Suppose $I$ is the set of vertices of the regular icosahedron, here is a link of the icosahedron: http://www.werheit.mynetcologne.de/icosaeder.gif
Let $F(I)$ be the space of complex functions on $I$, that is functions $f\colon I\rightarrow \mathbb{C}$. We know that $A_5$ acts on the icosahedron so we have a 12 dimensional representation of $A_5$: I believe that the representation is defined by $\rho(g) f(x)=f(gx)$ for $g\in A_5$. Now I have to decompose this representation in a direct sum of irreducible representations. Of course the function which is constant, gives a 1-dimensional sub representation.
What I thought was that if you choose for example 4 different complex numbers and you assign these 4 complex numbers to the vertices in all different ways, then you will have that this subspace will be invariant under the actions of $A_5$, because that is how you constructed it. I don't know if this is the way I should tackle this problem. Thanks.
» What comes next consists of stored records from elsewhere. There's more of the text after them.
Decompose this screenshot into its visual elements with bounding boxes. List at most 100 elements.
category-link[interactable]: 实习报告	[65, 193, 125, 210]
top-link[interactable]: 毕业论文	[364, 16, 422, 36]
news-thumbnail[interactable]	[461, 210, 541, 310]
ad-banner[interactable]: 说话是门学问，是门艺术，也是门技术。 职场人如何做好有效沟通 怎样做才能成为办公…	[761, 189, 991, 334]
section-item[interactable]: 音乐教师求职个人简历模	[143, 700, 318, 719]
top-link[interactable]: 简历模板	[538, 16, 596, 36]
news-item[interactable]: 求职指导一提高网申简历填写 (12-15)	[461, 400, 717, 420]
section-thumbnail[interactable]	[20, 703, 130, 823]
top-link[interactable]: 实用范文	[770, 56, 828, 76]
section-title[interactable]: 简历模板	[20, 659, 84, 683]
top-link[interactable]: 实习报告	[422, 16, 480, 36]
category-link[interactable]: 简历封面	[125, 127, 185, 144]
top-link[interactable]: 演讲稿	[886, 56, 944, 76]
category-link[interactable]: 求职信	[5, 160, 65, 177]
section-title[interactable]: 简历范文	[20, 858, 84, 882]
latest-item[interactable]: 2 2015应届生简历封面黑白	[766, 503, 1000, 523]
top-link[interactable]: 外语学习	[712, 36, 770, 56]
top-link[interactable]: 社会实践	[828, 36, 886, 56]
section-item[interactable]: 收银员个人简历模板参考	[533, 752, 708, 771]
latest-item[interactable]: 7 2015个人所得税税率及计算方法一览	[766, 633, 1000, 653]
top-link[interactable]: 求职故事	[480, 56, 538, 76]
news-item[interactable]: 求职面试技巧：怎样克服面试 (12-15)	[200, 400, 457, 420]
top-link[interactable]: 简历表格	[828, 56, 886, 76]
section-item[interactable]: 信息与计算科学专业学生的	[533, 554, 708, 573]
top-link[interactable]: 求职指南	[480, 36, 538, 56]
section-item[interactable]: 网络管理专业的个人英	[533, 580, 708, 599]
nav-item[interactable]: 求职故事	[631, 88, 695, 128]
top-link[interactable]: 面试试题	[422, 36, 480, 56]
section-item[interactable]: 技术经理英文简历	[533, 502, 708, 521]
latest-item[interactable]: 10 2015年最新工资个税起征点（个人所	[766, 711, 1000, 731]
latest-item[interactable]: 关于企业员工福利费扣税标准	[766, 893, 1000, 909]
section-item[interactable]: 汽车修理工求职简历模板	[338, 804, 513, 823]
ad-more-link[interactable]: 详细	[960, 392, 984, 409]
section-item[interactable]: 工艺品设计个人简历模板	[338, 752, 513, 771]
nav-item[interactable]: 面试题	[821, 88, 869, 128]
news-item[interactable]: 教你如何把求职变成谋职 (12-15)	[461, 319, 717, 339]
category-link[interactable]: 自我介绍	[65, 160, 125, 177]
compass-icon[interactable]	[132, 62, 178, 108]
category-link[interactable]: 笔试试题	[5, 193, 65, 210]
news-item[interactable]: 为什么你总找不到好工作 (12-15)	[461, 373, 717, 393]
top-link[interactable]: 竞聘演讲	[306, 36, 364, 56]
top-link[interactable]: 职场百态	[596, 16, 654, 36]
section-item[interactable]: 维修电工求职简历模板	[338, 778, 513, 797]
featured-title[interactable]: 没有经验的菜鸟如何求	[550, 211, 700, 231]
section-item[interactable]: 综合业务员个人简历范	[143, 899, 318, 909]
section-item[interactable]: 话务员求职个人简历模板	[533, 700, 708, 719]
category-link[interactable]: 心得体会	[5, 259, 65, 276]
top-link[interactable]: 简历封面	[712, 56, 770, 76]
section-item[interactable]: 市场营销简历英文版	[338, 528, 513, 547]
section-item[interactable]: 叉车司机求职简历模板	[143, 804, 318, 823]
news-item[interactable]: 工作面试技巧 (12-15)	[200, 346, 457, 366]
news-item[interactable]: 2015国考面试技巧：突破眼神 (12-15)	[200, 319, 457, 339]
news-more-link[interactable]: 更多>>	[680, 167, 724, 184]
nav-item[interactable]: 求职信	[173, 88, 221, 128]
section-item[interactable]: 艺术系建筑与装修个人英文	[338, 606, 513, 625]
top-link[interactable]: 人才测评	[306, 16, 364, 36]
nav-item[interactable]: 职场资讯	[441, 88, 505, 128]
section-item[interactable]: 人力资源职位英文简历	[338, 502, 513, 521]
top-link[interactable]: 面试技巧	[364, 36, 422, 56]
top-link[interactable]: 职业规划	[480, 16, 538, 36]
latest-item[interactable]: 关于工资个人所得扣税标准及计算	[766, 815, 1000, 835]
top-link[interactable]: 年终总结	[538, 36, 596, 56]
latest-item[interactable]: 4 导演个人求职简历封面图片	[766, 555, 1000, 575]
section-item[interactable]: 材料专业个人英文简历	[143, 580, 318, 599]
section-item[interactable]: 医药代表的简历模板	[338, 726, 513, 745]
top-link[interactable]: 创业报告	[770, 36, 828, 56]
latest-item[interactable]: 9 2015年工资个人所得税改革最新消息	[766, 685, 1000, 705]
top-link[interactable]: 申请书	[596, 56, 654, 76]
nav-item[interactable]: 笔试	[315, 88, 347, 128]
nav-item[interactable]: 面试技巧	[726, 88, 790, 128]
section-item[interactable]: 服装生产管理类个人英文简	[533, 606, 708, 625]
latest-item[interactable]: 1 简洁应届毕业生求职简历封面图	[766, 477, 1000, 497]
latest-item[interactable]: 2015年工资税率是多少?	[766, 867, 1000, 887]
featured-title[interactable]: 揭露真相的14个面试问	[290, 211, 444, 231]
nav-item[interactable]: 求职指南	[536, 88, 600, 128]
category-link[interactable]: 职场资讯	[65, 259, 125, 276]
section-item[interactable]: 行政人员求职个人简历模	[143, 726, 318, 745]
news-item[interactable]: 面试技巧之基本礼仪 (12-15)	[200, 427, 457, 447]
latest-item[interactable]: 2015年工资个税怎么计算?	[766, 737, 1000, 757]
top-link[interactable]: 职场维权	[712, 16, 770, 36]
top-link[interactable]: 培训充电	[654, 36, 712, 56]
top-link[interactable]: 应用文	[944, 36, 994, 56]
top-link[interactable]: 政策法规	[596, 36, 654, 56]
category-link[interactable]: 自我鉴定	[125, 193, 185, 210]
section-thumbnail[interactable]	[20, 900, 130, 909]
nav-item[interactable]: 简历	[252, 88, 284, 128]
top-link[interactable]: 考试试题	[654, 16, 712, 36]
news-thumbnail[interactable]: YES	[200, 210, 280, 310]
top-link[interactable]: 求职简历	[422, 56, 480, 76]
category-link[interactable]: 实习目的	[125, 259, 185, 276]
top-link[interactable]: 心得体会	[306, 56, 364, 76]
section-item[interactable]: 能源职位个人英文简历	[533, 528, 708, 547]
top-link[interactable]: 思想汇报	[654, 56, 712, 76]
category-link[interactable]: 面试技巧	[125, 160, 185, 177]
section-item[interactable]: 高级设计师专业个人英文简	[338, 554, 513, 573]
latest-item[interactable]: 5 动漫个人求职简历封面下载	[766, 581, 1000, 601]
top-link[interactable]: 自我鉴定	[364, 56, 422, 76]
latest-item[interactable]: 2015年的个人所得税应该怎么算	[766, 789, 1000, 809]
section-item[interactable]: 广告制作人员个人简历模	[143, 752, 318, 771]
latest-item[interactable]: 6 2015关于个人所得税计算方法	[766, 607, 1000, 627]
It's hard to help without knowing your background knowledge.Here is one approach. The transitive action of $A_5$ of degree $12$ has stabilizer of order $5$, which has four orbits, two of size $5$ and two of size $1$. So $A_5$ has four orbits on $I^2$ so, by a standard result on permutation characters (the fixed point formula applied to $A_5$ on $I^2$), we have $\langle \chi,\chi \rangle = 4$, where $\chi$ is the character of $f$.
Now the degrees of the irreducible characters of $A_5$ are $1,3,3,4, 5$, so the only possibility for the decomposition giving $\langle \chi,\chi \rangle = 4$ is as $12 = 1+3+3+5$.